The Welsh Government says people with learning disabilities and unpaid carers have been put into a Covid vaccine priority group.
It means that people with learning disabilities and unpaid carers are currently placed in to priority group six to receive a dose of the coronavirus vaccine.
The priority list by Public Health Wales is as follows:
Residents in a care home for older adults and their carers;
All those 80 years of age and over and frontline health and social care workers;
All those 75 years of age and over;
All those 70 years of age and over and clinically extremely vulnerable individuals;
All those 65 years of age and over;
All individuals aged 16 years to 64 years with underlying health conditions which put them at higher risk of serious disease and mortality;
All those 60 years of age and over;
All those 55 years of age and over;
All those 50 years of age and over.
More than 860,000 people in Wales have so far received their first dose of the coronavirus vaccine.
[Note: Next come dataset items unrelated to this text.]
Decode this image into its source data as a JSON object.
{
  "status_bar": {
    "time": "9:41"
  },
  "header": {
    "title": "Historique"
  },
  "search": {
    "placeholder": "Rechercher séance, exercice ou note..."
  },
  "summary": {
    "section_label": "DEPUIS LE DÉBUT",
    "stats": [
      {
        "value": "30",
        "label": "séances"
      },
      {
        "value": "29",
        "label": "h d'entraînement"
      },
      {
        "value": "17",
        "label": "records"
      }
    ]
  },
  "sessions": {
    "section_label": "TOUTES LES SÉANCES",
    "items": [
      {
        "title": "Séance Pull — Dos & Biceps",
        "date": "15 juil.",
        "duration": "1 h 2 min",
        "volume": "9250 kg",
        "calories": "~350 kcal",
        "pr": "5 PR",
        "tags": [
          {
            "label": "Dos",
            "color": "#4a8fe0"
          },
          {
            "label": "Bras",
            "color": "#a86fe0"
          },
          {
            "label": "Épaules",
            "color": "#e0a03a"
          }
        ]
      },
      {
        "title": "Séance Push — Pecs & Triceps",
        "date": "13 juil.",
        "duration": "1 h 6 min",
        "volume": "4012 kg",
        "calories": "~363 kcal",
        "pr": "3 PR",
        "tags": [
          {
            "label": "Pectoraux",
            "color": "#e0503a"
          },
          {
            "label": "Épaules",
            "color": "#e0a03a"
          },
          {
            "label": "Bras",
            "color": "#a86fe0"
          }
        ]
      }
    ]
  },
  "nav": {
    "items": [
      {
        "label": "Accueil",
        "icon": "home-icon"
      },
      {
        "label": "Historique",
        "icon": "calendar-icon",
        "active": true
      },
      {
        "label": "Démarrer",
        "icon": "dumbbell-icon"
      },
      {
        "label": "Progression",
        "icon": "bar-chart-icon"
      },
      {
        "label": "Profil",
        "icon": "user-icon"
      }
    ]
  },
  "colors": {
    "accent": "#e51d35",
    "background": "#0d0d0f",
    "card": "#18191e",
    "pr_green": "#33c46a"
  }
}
Earlier this month, Wales reached its first key milestone of offering a coronavirus vaccine to everyone in its first four priority groups.
Dr Chris Jones, Wales’ Deputy Chief Medical Officer, says that whilst the vaccination programme has been "progressing remarkably well", Wales is "still quite a long way off having the people who are most vulnerable vaccinated with two doses."
A Welsh Government spokesperson said "The Joint Committee on vaccination and Immunisation (JVCI) recommended that people with severe and profound learning disability should be vaccinated in the current priority group (cohort 6).
"That language is rarely used in Wales where we use a social model of disability and our preference is for inclusion over exclusion for this group of the population to ensure no one in this group is missed or left behind.
"People have already started to receive invitations for a vaccine, including those living in supported accommodation. Others will do so over the weeks ahead.”